Looks like we’ve got ourselves a contender. If the reviews out of the Cannes Film Festival are any indication, primarily comedic actor Steve Carell should demand to be taken a lot more seriously from now on. The actor’s turn as sociopathic multimillionaire John DuPont in Bennett Miller’s Foxcatcher is earning rave reviews.

Indiewire’s Jessica Kiang was particularly effusive over the unrecognizable performance where Carell is fitted with a prosthetic nose and a wheezy, stilted voice, writing: “Carell is the revelation that everyone has suggested in the role, and then some: vocally, physically and psychologically he is not just unrecognizable, he simply is a different man, and a man whose tragic flaw (cursed to wield great wealth and influence with no shred of greatness to justify it) is the entire story of this film. It’s seldom we’ve ever witnessed such a total erasure of self in a role, and it deserves to win him everything, everywhere.”

The Hollywood Reporter‘s Todd McCarthy adds, “From the beginning, you can’t take your eyes off Carell; as if by some secret alchemy, the actor makes you believe that his character is an entirely uncharismatic man while delivering a completely charismatic performance.”

Carell plays an oddly-sheltered multimillionaire who invites wrestler Mark Shulz (Channing Tatum), the overlooked younger brother to Mark Ruffalo’s Olympian Dave Shulz, to live and train as part of the U.S. wrestling team prepping for the 1988 Olympics at his remote compound near Valley Forge. The initial paternalistic relationship turns sinister.

Miller who created compelling portraits out of his previous subjects in his last two films Moneyball and Capote seems to have done it again, pulling Oscar-caliber performances out of all his actors.

Tatum is being praised for turning “his lunkishness to brilliantly doleful purpose and invests his role with an interiority of loneliness and self-loathing that by the end we could even see coming across even in his style of wrestling,” writes Kiang.

While Variety’s Justin Chang adds, “Tatum delivers what is easily the most emotionally complex performance of his career, hulking through much of the picture exuding rage, surliness and disappointment, qualities that recede only during Mark’s brief honeymoon period with du Pont.”

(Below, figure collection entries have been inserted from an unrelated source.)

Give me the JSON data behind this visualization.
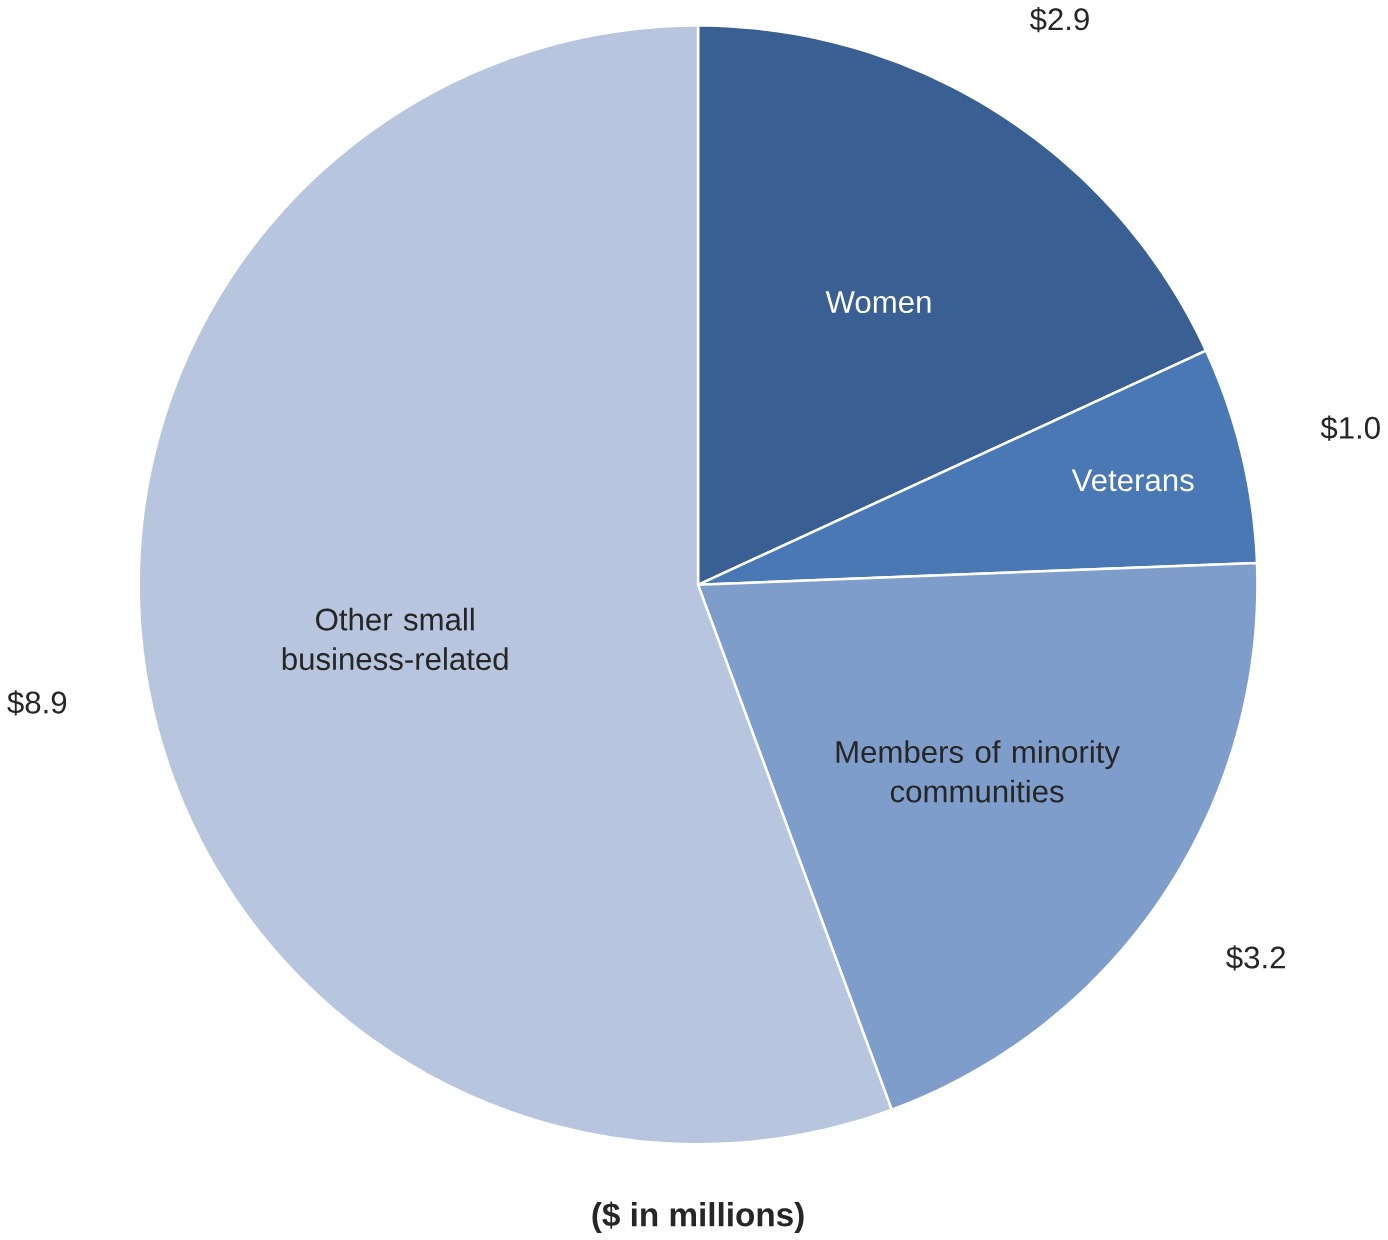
{
  "chart_data": {
    "type": "pie",
    "categories": [
      "Women",
      "Veterans",
      "Members of minority communities",
      "Other small business-related"
    ],
    "values": [
      2.9,
      1.0,
      3.2,
      8.9
    ],
    "colors": [
      "#3a5f93",
      "#4a78b4",
      "#7f9dcb",
      "#b7c5de"
    ],
    "value_labels": [
      "$2.9",
      "$1.0",
      "$3.2",
      "$8.9"
    ],
    "annotations": [
      "($ in millions)"
    ]
  }
}
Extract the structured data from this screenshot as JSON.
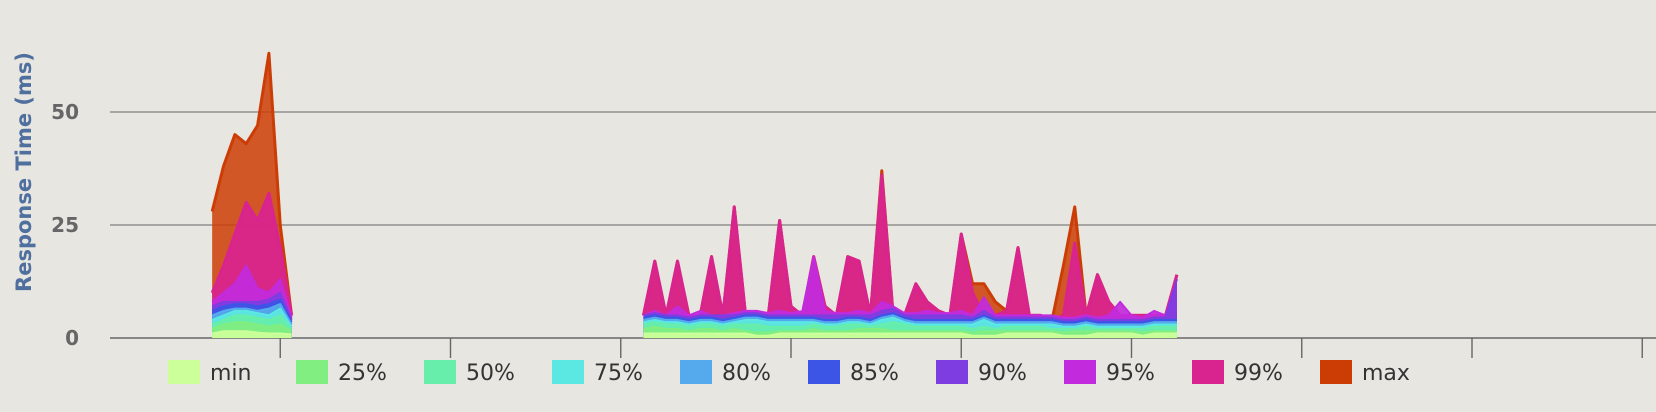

Ruffalo is also being lauded for his commitment to the smaller, and more tragic, part. Says Kiang, “Ruffalo’s own part is smaller, but he’s as committed as if he were the star, and a single scene in which he is the uncomfortable subject of an interview about du Pont is a masterclass all by itself.”

Hollywood Reporter declares the entire movie “mesmerizing,” a high compliment for a film that was originally supposed to debut last fall but was delayed because Miller wasn’t finished. Seems the extra time has paid off.